Le parc de Khao Sam Roi Yot fut une légère déception. Il bénéficie d'un statut de parc national, mais beaucoup de gens vivent pourtant sur le site et en exploitent abondamment les ressources. Il ne subsiste pas grand chose des marécages naturels sensés attirer des milliers d'oiseaux, car une grande partie de ces marais a été convertie en bassins d'eau salée, consacrés à l'élevage des crevettes. Les responsables du parc affirment vouloir restaurer les marécages mais, visiblement, ce sera une tâche herculéenne!
Pour y parvenir, ils auront des milliers de digues à détruire, des ordures à ramasser, des plantes à planter, des gens à évacuer. De plus, les effets des nombreux produits chimiques employés pour l'élevage des crevettes risquent de se perpétuer encore longtemps. C'est pourquoi on peut être pessimiste. Tout cela rappele que la Thaïlande, malgré son développement relatif, n'a pas les moyens d'un pays comme le Canada. Et peut-on vraiment refuser à une population pauvre d'essayer de survivre?
Après cette journée sans anicroche, nous avons eu une crevaison sur le chemin du retour, à la tombée de la nuit — nous étions déjà un peu en retard. Paul semblait agacé ("this is really bad", avait-il dit), mais sans toutefois s'énerver. J'ai répliqué que ça aurait pu être pire! Par exemple, nous aurions pu avoir une crevaison le matin, ce qui aurait ruiné notre journée. De plus, nous étions à seulement 500 mètres d'un garage… qui hélas s'avéra n'avoir même pas de quoi gonfler un pneu!
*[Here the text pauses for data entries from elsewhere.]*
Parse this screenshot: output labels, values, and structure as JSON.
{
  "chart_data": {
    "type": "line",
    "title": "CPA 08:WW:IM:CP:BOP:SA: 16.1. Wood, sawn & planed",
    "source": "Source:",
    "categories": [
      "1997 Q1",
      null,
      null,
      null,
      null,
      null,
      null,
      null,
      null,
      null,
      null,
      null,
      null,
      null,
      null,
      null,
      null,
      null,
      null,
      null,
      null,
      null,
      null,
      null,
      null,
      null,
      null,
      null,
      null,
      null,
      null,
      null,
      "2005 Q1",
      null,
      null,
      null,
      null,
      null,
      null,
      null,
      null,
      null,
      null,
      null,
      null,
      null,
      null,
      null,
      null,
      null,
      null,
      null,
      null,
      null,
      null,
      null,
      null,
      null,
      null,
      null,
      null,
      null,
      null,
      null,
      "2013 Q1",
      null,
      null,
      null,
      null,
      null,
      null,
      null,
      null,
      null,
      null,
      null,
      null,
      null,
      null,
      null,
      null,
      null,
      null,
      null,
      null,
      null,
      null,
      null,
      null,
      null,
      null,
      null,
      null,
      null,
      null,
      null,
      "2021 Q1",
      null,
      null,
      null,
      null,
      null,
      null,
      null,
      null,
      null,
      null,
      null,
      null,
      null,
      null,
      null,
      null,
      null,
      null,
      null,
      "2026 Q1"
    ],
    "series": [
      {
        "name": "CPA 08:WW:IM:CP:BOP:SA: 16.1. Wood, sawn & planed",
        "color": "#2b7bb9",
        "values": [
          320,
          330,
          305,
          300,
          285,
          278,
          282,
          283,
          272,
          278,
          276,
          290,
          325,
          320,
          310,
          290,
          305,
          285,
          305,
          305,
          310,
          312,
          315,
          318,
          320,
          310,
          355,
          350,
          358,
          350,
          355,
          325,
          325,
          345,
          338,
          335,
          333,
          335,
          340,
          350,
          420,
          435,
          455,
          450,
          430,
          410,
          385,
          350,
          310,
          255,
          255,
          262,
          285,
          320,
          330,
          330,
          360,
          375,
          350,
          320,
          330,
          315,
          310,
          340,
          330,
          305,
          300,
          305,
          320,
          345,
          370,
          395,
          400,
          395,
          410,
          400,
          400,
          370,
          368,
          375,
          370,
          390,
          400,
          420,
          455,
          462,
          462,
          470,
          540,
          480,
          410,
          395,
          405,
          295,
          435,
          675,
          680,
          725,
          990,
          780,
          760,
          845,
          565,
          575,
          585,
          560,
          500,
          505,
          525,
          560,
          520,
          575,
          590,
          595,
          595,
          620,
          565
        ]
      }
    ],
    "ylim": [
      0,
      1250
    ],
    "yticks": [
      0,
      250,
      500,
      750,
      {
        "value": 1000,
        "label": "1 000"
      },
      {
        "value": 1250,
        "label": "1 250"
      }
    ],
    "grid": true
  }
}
Par la suite, deux jeunes hommes en camionnette se sont arrêtés, nous sommes montés à l'arrière avec la moto et ils nous ont reconduit à Prachuap Khiri Khan (mais seulement après un peu de communication ardue, car ils avaient d'abord voulu nous amener dans la direction opposée, pour réparer la crevaison). Arrivés à l'hôtel, les deux gars nous ont montré la jauge à essence de leur camionnette, dont l'aiguille était tombée en-deça du "E"… Même si, dès le début, ils avaient clairement indiqué ne pas vouloir d'argent, nous leur avons offert 200 baht qui ont paru les réjouir. Ils avaient tout de même fait un détour de 50 km pour nous!
Au fond, la crevaison fut une bonne chose, car elle nous a épargné la conduite nocturne, de même qu'une longue route avec sur la tête un casque merdic qui faisait mal. Mon crâne semble plus long et plus étroit que chez les Thaïs en général, puisque tous les casques essayés au magasin de motos étaient trop serrés à l'avant et à l'arrière, avec un bon jeu sur les côtés! Il en était de même pour Paul, ce qui m'avait un peu rassuré quant à la normalité de mon crâne!